Pros Say: Fed Move Will Create a Bond Bubble
The dollar dropped to an 11-week low and government bonds rose Wednesday after the Federal Reserve cut its base rate to a range of zero to 0.25 percent. The central bank said it would employ "all available tools" to battle a year-long recession.
The Fed's rate cut and plans to flood the market with liquidity were met with mixed sentiments by experts interviewed by CNBC.
Fed May Risk Forming a Bond Market Bubble
There are some severe dangers in the Fed's new course of action, says Uwe Parpart, chief economist & strategist, Asia at Cantor Fitzgerald. He tells CNBC it could undermine the value of the dollar and create a bond market bubble.

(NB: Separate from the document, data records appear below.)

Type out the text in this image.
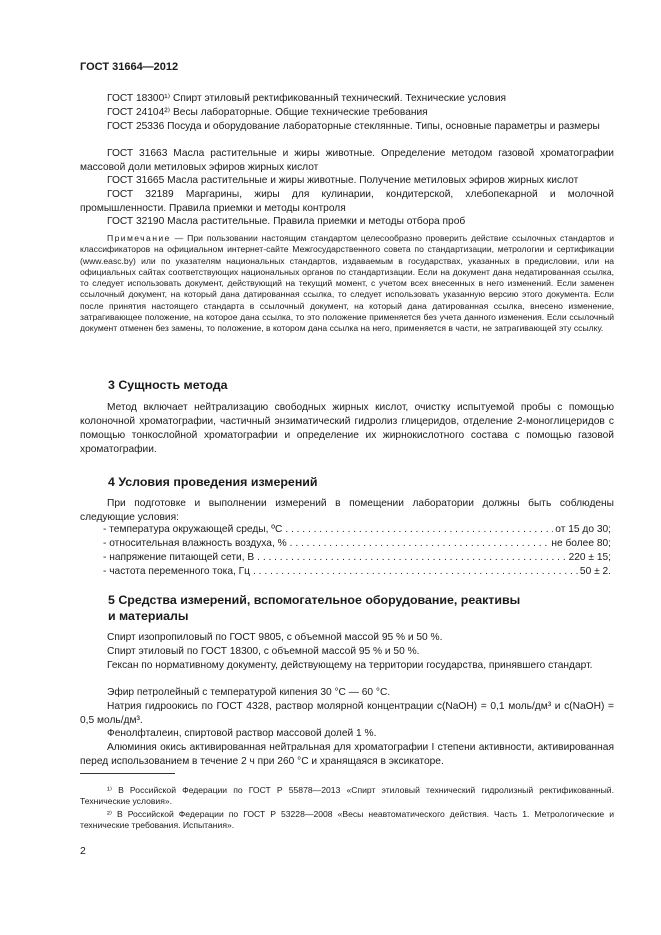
ГОСТ 31664—2012

ГОСТ 18300¹⁾ Спирт этиловый ректификованный технический. Технические условия

ГОСТ 24104²⁾ Весы лабораторные. Общие технические требования

ГОСТ 25336 Посуда и оборудование лабораторные стеклянные. Типы, основные параметры и размеры

ГОСТ 31663 Масла растительные и жиры животные. Определение методом газовой хроматографии массовой доли метиловых эфиров жирных кислот

ГОСТ 31665 Масла растительные и жиры животные. Получение метиловых эфиров жирных кислот

ГОСТ 32189 Маргарины, жиры для кулинарии, кондитерской, хлебопекарной и молочной промышленности. Правила приемки и методы контроля

ГОСТ 32190 Масла растительные. Правила приемки и методы отбора проб

Примечание — При пользовании настоящим стандартом целесообразно проверить действие ссылочных стандартов и классификаторов на официальном интернет-сайте Межгосударственного совета по стандартизации, метрологии и сертификации (www.easc.by) или по указателям национальных стандартов, издаваемым в государствах, указанных в предисловии, или на официальных сайтах соответствующих национальных органов по стандартизации. Если на документ дана недатированная ссылка, то следует использовать документ, действующий на текущий момент, с учетом всех внесенных в него изменений. Если заменен ссылочный документ, на который дана датированная ссылка, то следует использовать указанную версию этого документа. Если после принятия настоящего стандарта в ссылочный документ, на который дана датированная ссылка, внесено изменение, затрагивающее положение, на которое дана ссылка, то это положение применяется без учета данного изменения. Если ссылочный документ отменен без замены, то положение, в котором дана ссылка на него, применяется в части, не затрагивающей эту ссылку.

3 Сущность метода

Метод включает нейтрализацию свободных жирных кислот, очистку испытуемой пробы с помощью колоночной хроматографии, частичный энзиматический гидролиз глицеридов, отделение 2-моноглицеридов с помощью тонкослойной хроматографии и определение их жирнокислотного состава с помощью газовой хроматографии.

4 Условия проведения измерений

При подготовке и выполнении измерений в помещении лаборатории должны быть соблюдены следующие условия:

- температура окружающей среды, ºС . . .	от 15 до 30;
- относительная влажность воздуха, % . . .	не более 80;
- напряжение питающей сети, В . . .	220 ± 15;
- частота переменного тока, Гц . . .	50 ± 2.
5 Средства измерений, вспомогательное оборудование, реактивы
и материалы

Спирт изопропиловый по ГОСТ 9805, с объемной массой 95 % и 50 %.

Спирт этиловый по ГОСТ 18300, с объемной массой 95 % и 50 %.

Гексан по нормативному документу, действующему на территории государства, принявшего стандарт.

Эфир петролейный с температурой кипения 30 °С — 60 °С.

Натрия гидроокись по ГОСТ 4328, раствор молярной концентрации c(NaOH) = 0,1 моль/дм³ и c(NaOH) = 0,5 моль/дм³.

Фенолфталеин, спиртовой раствор массовой долей 1 %.

Алюминия окись активированная нейтральная для хроматографии I степени активности, активированная перед использованием в течение 2 ч при 260 °С и хранящаяся в эксикаторе.

¹⁾ В Российской Федерации по ГОСТ Р 55878—2013 «Спирт этиловый технический гидролизный ректификованный. Технические условия».

²⁾ В Российской Федерации по ГОСТ Р 53228—2008 «Весы неавтоматического действия. Часть 1. Метрологические и технические требования. Испытания».

2
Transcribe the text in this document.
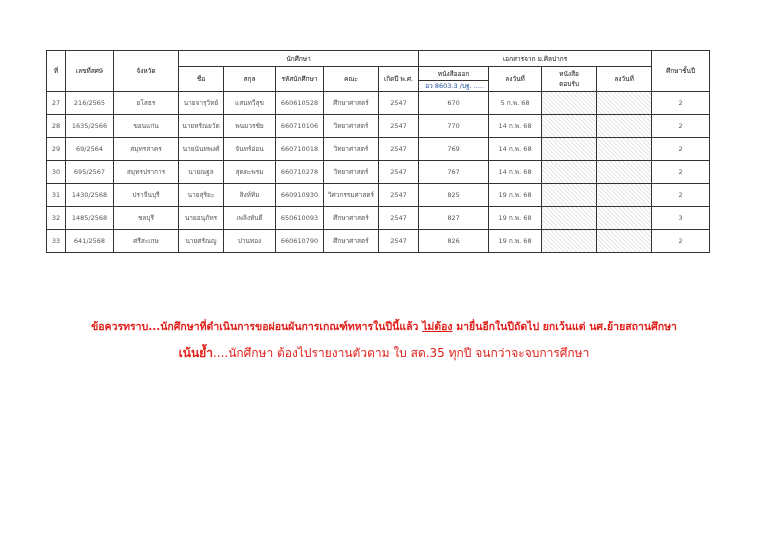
ที่	เลขที่สศ9	จังหวัด	นักศึกษา					เอกสารจาก ม.ศิลปากร				ศึกษาชั้นปี
			ชื่อ	สกุล	รหัสนักศึกษา	คณะ	เกิดปี พ.ศ.	หนังสือออก	ลงวันที่	หนังสือ
ตอบรับ	ลงวันที่	
								อว 8603.3 /บฐ. .....				
27	216/2565	ยโสธร	นายจารุวิทย์	แสนทวีสุข	660610528	ศึกษาศาสตร์	2547	670	5 ก.พ. 68			2
28	1635/2566	ขอนแก่น	นายหรัณยวัต	พนมวรชัย	660710106	วิทยาศาสตร์	2547	770	14 ก.พ. 68			2
29	69/2564	สมุทรสาคร	นายนันทพงศ์	จันทร์อ่อน	660710018	วิทยาศาสตร์	2547	769	14 ก.พ. 68			2
30	695/2567	สมุทรปราการ	นายณฐล	สุดตะพรม	660710278	วิทยาศาสตร์	2547	767	14 ก.พ. 68			2
31	1430/2568	ปราจีนบุรี	นายสุริยะ	สิงห์ทิม	660910930	วิศวกรรมศาสตร์	2547	825	19 ก.พ. 68			2
32	1485/2568	ชลบุรี	นายอนุภัทร	เพลิงทับดี	650610093	ศึกษาศาสตร์	2547	827	19 ก.พ. 68			3
33	641/2568	ศรีสะเกษ	นายศรัณญู	ปานทอง	660610790	ศึกษาศาสตร์	2547	826	19 ก.พ. 68			2
ข้อควรทราบ...นักศึกษาที่ดำเนินการขอผ่อนผันการเกณฑ์ทหารในปีนี้แล้ว ไม่ต้อง มายื่นอีกในปีถัดไป ยกเว้นแต่ นศ.ย้ายสถานศึกษา
เน้นย้ำ....นักศึกษา ต้องไปรายงานตัวตาม ใบ สด.35 ทุกปี จนกว่าจะจบการศึกษา
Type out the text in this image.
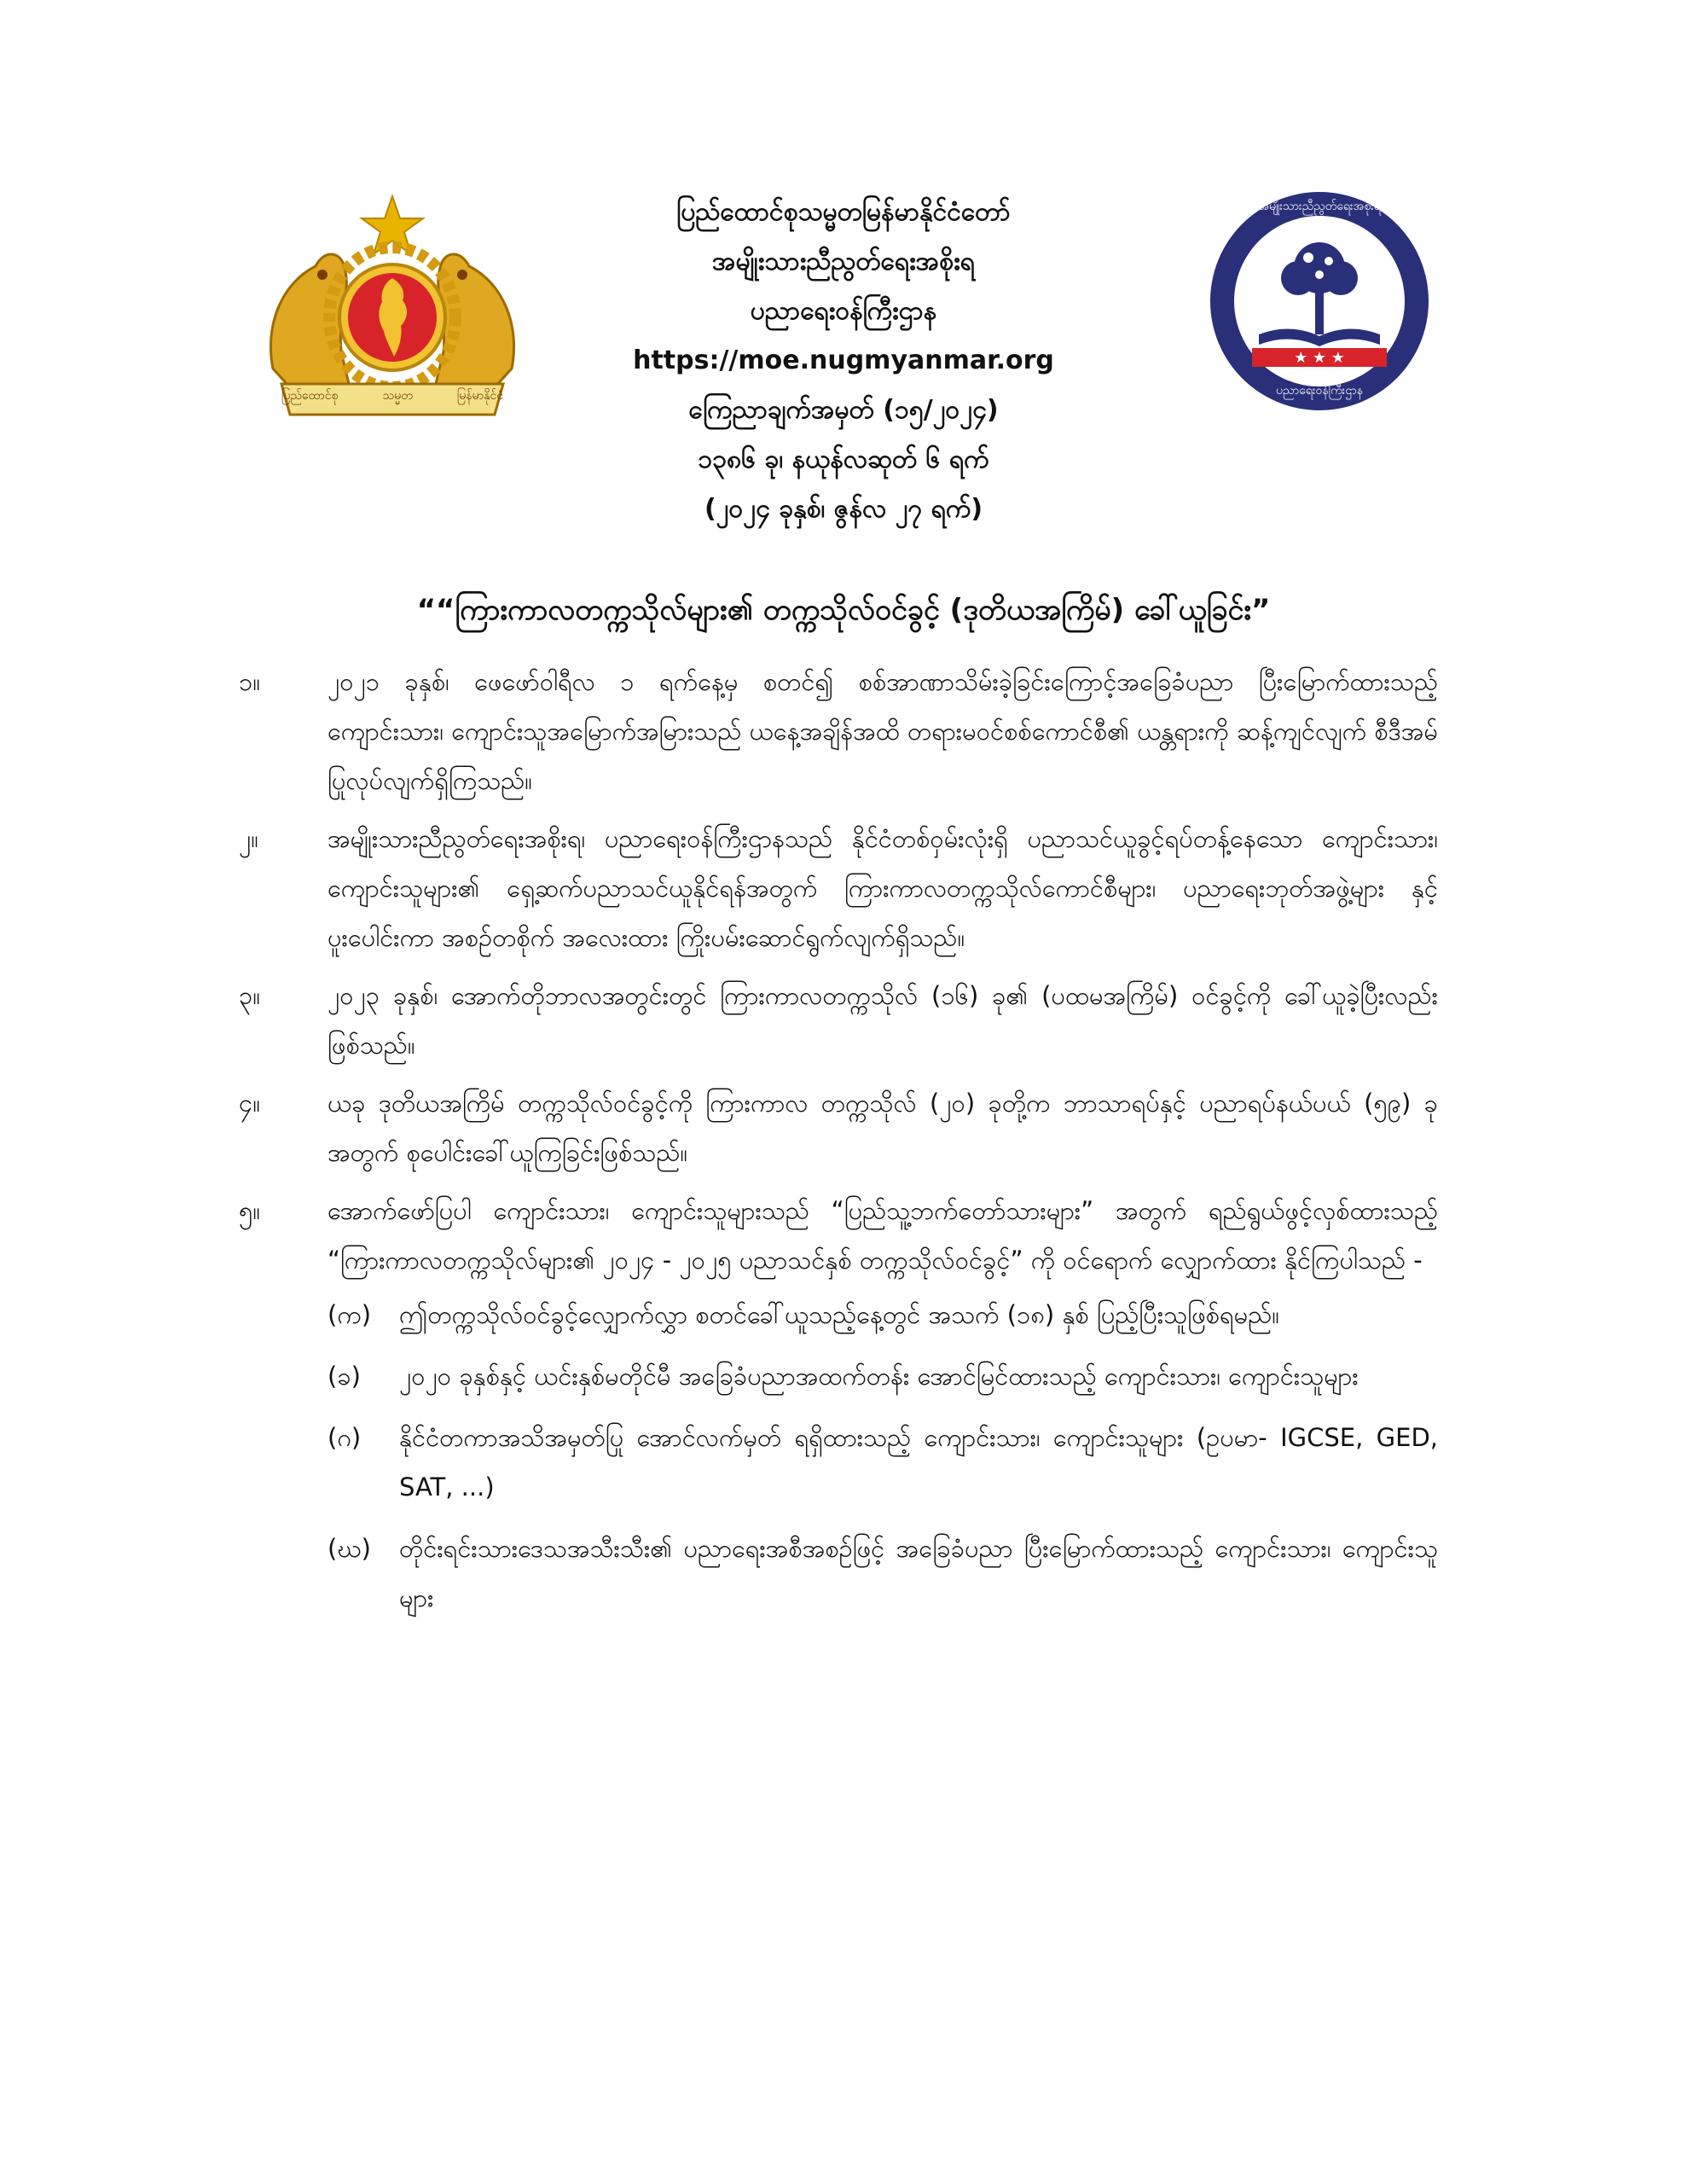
ပြည်ထောင်စု	သမ္မတ	မြန်မာနိုင်ငံ
★ ★ ★
အမျိုးသားညီညွတ်ရေးအစိုးရ
ပညာရေးဝန်ကြီးဌာန
ပြည်ထောင်စုသမ္မတမြန်မာနိုင်ငံတော်
အမျိုးသားညီညွတ်ရေးအစိုးရ
ပညာရေးဝန်ကြီးဌာန
https://moe.nugmyanmar.org
ကြေညာချက်အမှတ် (၁၅/၂၀၂၄)
၁၃၈၆ ခု၊ နယုန်လဆုတ် ၆ ရက်
(၂၀၂၄ ခုနှစ်၊ ဇွန်လ ၂၇ ရက်)
““ကြားကာလတက္ကသိုလ်များ၏ တက္ကသိုလ်ဝင်ခွင့် (ဒုတိယအကြိမ်) ခေါ်ယူခြင်း”
၁။	၂၀၂၁ ခုနှစ်၊ ဖေဖော်ဝါရီလ ၁ ရက်နေ့မှ စတင်၍ စစ်အာဏာသိမ်းခဲ့ခြင်းကြောင့်အခြေခံပညာ ပြီးမြောက်ထားသည့် ကျောင်းသား၊ ကျောင်းသူအမြောက်အမြားသည် ယနေ့အချိန်အထိ တရားမဝင်စစ်ကောင်စီ၏ ယန္တရားကို ဆန့်ကျင်လျက် စီဒီအမ်ပြုလုပ်လျက်ရှိကြသည်။
၂။	အမျိုးသားညီညွတ်ရေးအစိုးရ၊ ပညာရေးဝန်ကြီးဌာနသည် နိုင်ငံတစ်ဝှမ်းလုံးရှိ ပညာသင်ယူခွင့်ရပ်တန့်နေသော ကျောင်းသား၊ ကျောင်းသူများ၏ ရှေ့ဆက်ပညာသင်ယူနိုင်ရန်အတွက် ကြားကာလတက္ကသိုလ်ကောင်စီများ၊ ပညာရေးဘုတ်အဖွဲ့များ နှင့် ပူးပေါင်းကာ အစဉ်တစိုက် အလေးထား ကြိုးပမ်းဆောင်ရွက်လျက်ရှိသည်။
၃။	၂၀၂၃ ခုနှစ်၊ အောက်တိုဘာလအတွင်းတွင် ကြားကာလတက္ကသိုလ် (၁၆) ခု၏ (ပထမအကြိမ်) ဝင်ခွင့်ကို ခေါ်ယူခဲ့ပြီးလည်းဖြစ်သည်။
၄။	ယခု ဒုတိယအကြိမ် တက္ကသိုလ်ဝင်ခွင့်ကို ကြားကာလ တက္ကသိုလ် (၂၀) ခုတို့က ဘာသာရပ်နှင့် ပညာရပ်နယ်ပယ် (၅၉) ခု အတွက် စုပေါင်းခေါ်ယူကြခြင်းဖြစ်သည်။
၅။	အောက်ဖော်ပြပါ ကျောင်းသား၊ ကျောင်းသူများသည် “ပြည်သူ့ဘက်တော်သားများ” အတွက် ရည်ရွယ်ဖွင့်လှစ်ထားသည့် “ကြားကာလတက္ကသိုလ်များ၏ ၂၀၂၄ - ၂၀၂၅ ပညာသင်နှစ် တက္ကသိုလ်ဝင်ခွင့်” ကို ဝင်ရောက် လျှောက်ထား နိုင်ကြပါသည် -
(က) ဤတက္ကသိုလ်ဝင်ခွင့်လျှောက်လွှာ စတင်ခေါ်ယူသည့်နေ့တွင် အသက် (၁၈) နှစ် ပြည့်ပြီးသူဖြစ်ရမည်။
(ခ) ၂၀၂၀ ခုနှစ်နှင့် ယင်းနှစ်မတိုင်မီ အခြေခံပညာအထက်တန်း အောင်မြင်ထားသည့် ကျောင်းသား၊ ကျောင်းသူများ
(ဂ) နိုင်ငံတကာအသိအမှတ်ပြု အောင်လက်မှတ် ရရှိထားသည့် ကျောင်းသား၊ ကျောင်းသူများ (ဥပမာ- IGCSE, GED, SAT, ...)
(ဃ) တိုင်းရင်းသားဒေသအသီးသီး၏ ပညာရေးအစီအစဉ်ဖြင့် အခြေခံပညာ ပြီးမြောက်ထားသည့် ကျောင်းသား၊ ကျောင်းသူများ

Fed's Move is Beneficial for Financials
The Fed's move to buy asset-backed securities will bode well for the financial sector, say Donald Straszheim, managing principal at Straszheim Global Advisor and Bill Smith, president & senior portfolio manager at SAM Advisors.
Fed Creating Inflation Problem
“What they are doing is highly inflationary … for the short term it is appropriate, but for the long term they’ve got anther issue that they’ll have to deal with another day,” Jim Bianco, president at Bianco Research, told CNBC.
“How do they get out from under zero interest rates and all of this inflationary policy without it producing inflation on the back end?” he added.
Liquidity & Risk Appetite Seen Returning in '09
Following the Fed's unprecedented actions, Sean Fenton, portfolio manager at Tribeca believes that liquidity and risk appetite will start to return to the market next year.
All that Liquidity Does Not Lead to Inflation
All the liquidity that the Fed has pumped into the system is unlikely to lead into an inflationary spiral, says Ilian Mihov, professor of economics at INSEAD.
US Economy Could Shrink Up to 4% in Q4
The U.S. economy probably contracted as much as 4% in the current quarter, says Arjuna Mahendran, MD & head of investment strategy, Asia at HSBC Private Bank. And it could contract at a similar pace in the first-quarter of 2009, he predicts.
Fed Has Enough Ammunition
Ilian Mihov, professor of economics at INSEAD believes that the tools left in the Fed's quiver are available and very powerful in eliminating deflationary pressures in the U.S.
Fed Has Challenge on its Hands
Once the deflation risk eases in the US, the Federal Reserve will have to sop up all of the reserves that it's added to the financial system, Hugh Johnson, chairman & CIO of Johnson Illington Advisors said.
"There has been so much in the way of reserves added to the financial system, that's not going to be an easy operation," Johnson told CNBC.
He adds that there is little possibility of the US central bank becoming singly focused on inflation in the future, yet admits that it will pose a big problem for the US economy once the deflation situation turns.
Johnson is "underweight" on Treasurys and "overweight" on corporate bonds.
"You have to be really, really careful about the credit quality if you're buying US fixed income securities," Johnson warns.
Should Central Banks Bring Rates to 0%?
Now is an appropriate time to have very low interest rates globally, says Robert Heller, former governor of the U.S. Federal Reserve board, agreeing with Donald Straszheim, managing principal at Straszheim Global Advisor. But Arjuna Mahendran, MD & head of investment strategy, Asia at HSBC Private Bank disagrees.
Asia Seen Making Aggressive Rate Cuts
Huang Yiping, chief Asia economist at Citi is expecting aggressive rate cuts from a number of Asian central banks, following the Fed's move on Tuesday.
China's Stimulus Pose 2009 Growth Risks
Uncertainty over the effectiveness of China's stimulus pose risks to the nation's growth next year, say Chi Lo, director of investment research at Ping An of China Asset Management.
US to Lead Recovery
The US economy will be the first economy to pull out of recession, at the end of next year, Marco Annunziata from UniCredit Markets & Investment Banking told CNBC.
UK Rates Heading Below 1%
The Bank of England will follow the Fed by cutting interest rates to below 1 percent, in the first quarter of 2009, Marco Annunziata from UniCredit Markets & Investment Banking told CNBC.